Warc, 28 May 2014
LONDON: A proliferation of touchpoints means that brands are
having to reconsider how they engage with consumers and add value to those
interactions, with service design emerging as a new discipline aimed at
achieving that goal.
According to Dan Harris, director at service design agency
Fjord, "service design is about fusing a brand's 'top down' commercial
value-driven perspective – what it stands for, what customers can expect from
it – with 'bottom-up' emotionally-driven insight into more fundamental human
motivation and needs".
Writing in Marketing, he explained that design creativity
could help brands "rethink their entire ecosystem" and develop ways
to be useful to consumers that went beyond the original product or service.

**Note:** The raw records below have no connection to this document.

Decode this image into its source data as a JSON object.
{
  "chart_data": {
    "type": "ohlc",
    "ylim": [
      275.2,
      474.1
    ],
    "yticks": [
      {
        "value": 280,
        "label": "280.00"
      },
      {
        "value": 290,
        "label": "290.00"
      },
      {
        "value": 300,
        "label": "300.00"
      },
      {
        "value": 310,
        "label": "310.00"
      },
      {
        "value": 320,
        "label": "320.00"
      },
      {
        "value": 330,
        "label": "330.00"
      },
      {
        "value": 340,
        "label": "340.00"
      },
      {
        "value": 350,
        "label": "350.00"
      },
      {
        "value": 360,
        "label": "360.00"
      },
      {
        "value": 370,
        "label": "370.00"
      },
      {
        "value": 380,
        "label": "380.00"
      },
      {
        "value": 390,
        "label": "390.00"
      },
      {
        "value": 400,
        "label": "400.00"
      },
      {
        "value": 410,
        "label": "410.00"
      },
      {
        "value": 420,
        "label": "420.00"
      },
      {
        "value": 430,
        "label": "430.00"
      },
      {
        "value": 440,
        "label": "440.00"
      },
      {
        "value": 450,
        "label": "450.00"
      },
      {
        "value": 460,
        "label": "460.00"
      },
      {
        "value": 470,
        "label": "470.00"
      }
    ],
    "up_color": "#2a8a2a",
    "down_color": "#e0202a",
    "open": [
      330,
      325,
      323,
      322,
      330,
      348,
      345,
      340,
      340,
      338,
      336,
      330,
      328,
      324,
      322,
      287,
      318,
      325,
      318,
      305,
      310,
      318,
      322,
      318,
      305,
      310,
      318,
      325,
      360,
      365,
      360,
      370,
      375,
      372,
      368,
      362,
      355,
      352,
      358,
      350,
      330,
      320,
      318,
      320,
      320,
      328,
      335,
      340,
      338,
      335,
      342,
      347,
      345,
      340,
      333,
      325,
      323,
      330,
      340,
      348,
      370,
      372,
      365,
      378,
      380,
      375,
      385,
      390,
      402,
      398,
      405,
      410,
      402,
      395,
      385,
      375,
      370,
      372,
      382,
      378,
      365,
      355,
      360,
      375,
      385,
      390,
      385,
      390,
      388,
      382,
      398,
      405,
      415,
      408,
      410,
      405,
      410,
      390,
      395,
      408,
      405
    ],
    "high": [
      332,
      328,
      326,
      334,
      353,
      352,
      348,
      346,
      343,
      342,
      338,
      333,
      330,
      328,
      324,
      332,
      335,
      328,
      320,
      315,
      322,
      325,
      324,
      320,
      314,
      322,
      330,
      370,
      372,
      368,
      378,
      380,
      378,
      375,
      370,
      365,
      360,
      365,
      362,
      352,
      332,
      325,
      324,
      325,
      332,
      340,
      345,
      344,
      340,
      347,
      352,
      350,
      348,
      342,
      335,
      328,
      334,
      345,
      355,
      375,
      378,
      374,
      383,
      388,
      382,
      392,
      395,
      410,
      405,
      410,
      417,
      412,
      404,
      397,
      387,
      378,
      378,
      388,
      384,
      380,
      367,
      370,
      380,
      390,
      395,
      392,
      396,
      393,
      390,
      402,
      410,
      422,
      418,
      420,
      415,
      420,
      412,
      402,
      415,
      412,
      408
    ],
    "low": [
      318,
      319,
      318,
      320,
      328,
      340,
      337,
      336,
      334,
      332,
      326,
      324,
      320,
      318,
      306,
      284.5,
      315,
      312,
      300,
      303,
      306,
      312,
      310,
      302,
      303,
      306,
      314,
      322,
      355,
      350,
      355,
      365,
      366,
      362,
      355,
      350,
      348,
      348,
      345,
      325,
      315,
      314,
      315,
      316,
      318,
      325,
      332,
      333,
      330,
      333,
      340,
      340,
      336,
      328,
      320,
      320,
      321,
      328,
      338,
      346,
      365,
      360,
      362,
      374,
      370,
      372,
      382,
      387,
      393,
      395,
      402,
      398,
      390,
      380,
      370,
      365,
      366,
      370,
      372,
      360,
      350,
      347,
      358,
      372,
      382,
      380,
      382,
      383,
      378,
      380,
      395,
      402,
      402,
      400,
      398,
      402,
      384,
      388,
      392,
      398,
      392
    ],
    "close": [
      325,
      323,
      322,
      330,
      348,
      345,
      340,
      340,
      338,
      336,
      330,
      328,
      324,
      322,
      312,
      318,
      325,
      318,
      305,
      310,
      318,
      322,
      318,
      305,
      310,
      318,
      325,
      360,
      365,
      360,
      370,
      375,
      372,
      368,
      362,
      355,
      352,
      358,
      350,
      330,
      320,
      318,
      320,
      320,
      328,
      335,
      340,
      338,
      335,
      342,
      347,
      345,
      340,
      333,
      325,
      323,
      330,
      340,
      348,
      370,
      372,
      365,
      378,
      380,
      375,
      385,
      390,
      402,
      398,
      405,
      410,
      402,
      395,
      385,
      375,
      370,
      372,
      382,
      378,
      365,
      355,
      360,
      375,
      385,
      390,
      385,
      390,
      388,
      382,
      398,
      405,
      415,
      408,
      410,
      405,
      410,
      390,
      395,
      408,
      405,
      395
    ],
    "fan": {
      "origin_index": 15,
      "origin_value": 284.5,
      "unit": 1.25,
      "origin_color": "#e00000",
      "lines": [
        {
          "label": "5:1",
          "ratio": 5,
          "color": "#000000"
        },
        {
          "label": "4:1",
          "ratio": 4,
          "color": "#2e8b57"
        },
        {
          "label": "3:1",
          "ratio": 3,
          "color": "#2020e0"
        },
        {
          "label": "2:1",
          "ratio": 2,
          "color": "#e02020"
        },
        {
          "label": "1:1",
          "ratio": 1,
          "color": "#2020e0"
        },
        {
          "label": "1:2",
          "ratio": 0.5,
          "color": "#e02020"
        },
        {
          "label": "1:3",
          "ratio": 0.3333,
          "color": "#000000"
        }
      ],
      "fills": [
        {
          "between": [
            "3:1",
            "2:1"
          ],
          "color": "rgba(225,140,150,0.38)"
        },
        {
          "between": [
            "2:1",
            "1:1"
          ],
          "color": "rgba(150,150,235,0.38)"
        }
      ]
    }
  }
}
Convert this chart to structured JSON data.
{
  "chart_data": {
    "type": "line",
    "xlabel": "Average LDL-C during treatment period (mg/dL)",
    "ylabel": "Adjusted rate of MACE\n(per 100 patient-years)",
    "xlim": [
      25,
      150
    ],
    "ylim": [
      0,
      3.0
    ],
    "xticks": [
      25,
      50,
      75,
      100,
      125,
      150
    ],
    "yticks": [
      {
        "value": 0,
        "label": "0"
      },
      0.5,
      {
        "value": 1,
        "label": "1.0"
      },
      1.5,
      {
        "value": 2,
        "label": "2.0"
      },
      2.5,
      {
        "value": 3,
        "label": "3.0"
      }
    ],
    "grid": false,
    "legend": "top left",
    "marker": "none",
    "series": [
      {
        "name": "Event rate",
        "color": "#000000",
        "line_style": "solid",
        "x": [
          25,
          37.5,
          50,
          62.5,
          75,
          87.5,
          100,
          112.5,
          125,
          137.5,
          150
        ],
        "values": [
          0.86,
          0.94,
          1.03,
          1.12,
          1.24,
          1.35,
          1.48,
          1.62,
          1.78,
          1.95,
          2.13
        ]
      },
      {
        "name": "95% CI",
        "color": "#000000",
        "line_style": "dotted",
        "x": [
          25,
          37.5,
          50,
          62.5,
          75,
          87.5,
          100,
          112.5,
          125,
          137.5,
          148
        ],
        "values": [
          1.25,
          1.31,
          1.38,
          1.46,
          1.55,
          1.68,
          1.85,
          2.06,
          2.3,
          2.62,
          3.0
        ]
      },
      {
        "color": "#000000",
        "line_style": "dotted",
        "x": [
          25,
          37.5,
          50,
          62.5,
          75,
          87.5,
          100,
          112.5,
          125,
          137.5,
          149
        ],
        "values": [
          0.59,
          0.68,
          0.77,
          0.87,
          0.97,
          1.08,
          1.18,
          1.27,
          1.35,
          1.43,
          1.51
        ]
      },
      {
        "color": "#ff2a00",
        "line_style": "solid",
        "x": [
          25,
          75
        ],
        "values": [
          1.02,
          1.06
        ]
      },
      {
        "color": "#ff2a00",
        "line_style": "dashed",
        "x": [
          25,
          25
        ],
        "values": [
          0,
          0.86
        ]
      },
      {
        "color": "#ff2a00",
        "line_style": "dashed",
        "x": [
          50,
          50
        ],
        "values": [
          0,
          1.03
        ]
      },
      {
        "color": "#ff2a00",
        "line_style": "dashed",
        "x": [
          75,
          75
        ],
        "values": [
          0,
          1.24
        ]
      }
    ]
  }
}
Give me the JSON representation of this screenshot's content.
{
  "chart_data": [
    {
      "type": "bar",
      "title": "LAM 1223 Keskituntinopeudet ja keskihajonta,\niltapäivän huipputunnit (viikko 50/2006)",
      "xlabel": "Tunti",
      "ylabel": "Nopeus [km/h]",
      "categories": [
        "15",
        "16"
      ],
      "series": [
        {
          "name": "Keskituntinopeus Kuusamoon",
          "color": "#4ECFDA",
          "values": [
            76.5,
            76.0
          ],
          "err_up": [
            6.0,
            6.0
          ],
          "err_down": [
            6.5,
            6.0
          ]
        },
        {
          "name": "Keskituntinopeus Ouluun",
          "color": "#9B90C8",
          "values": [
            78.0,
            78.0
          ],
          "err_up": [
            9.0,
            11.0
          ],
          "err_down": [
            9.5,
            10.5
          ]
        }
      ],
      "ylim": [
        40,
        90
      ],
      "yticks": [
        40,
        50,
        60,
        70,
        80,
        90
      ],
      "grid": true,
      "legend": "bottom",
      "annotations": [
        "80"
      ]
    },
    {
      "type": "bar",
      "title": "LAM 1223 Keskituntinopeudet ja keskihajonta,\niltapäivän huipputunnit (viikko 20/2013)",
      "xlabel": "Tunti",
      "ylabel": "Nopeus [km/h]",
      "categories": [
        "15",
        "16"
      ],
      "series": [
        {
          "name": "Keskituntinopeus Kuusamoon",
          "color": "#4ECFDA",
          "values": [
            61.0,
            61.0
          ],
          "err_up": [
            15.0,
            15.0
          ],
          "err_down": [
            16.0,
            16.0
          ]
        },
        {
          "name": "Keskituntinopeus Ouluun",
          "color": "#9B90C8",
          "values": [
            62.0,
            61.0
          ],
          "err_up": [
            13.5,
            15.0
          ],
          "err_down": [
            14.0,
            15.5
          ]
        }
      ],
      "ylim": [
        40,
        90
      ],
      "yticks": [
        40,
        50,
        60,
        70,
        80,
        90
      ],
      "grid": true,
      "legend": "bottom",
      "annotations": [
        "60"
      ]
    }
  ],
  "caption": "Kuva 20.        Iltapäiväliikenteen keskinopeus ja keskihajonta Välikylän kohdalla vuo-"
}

Nike, for example, was enabling consumers to become better
athletes through its Nike+ Fuelband.
As Paul Kemp-Robertson of Contagious Communications noted in
Market Leader: "The brand has created a community of advocates who regard
Nike as a health and wellbeing partner, providing useful services and tools.
The Nike+ FuelBand becomes an integral part of their daily lives."
Similarly, British Gas has moved beyond a role as a mere
utility service with the introduction of its Hive Active Heating system, which
allows smartphone monitoring and control of temperature and heating from
outside the house.
Kemp-Robertson further observed that when Delta Airlines had
come out of bankruptcy the entire company, including the marketing department,
had been converted to the principle of service design.
As a result it had changed its view of itself, from a travel
brand to a destination brand, and had developed services such as an app to
enable concerned passengers to track their bags at every point in the journey.
Service design, argued Harris, can help brands and
organisation build a connection with consumers over the long term, creating
services that grow with consumers' evolving needs by delivering value over
time. That required marketers to broaden their use of data and personalise
services more effectively.
"The risk for brands that don't embrace this approach
is that a start-up will come along and do it better," he said.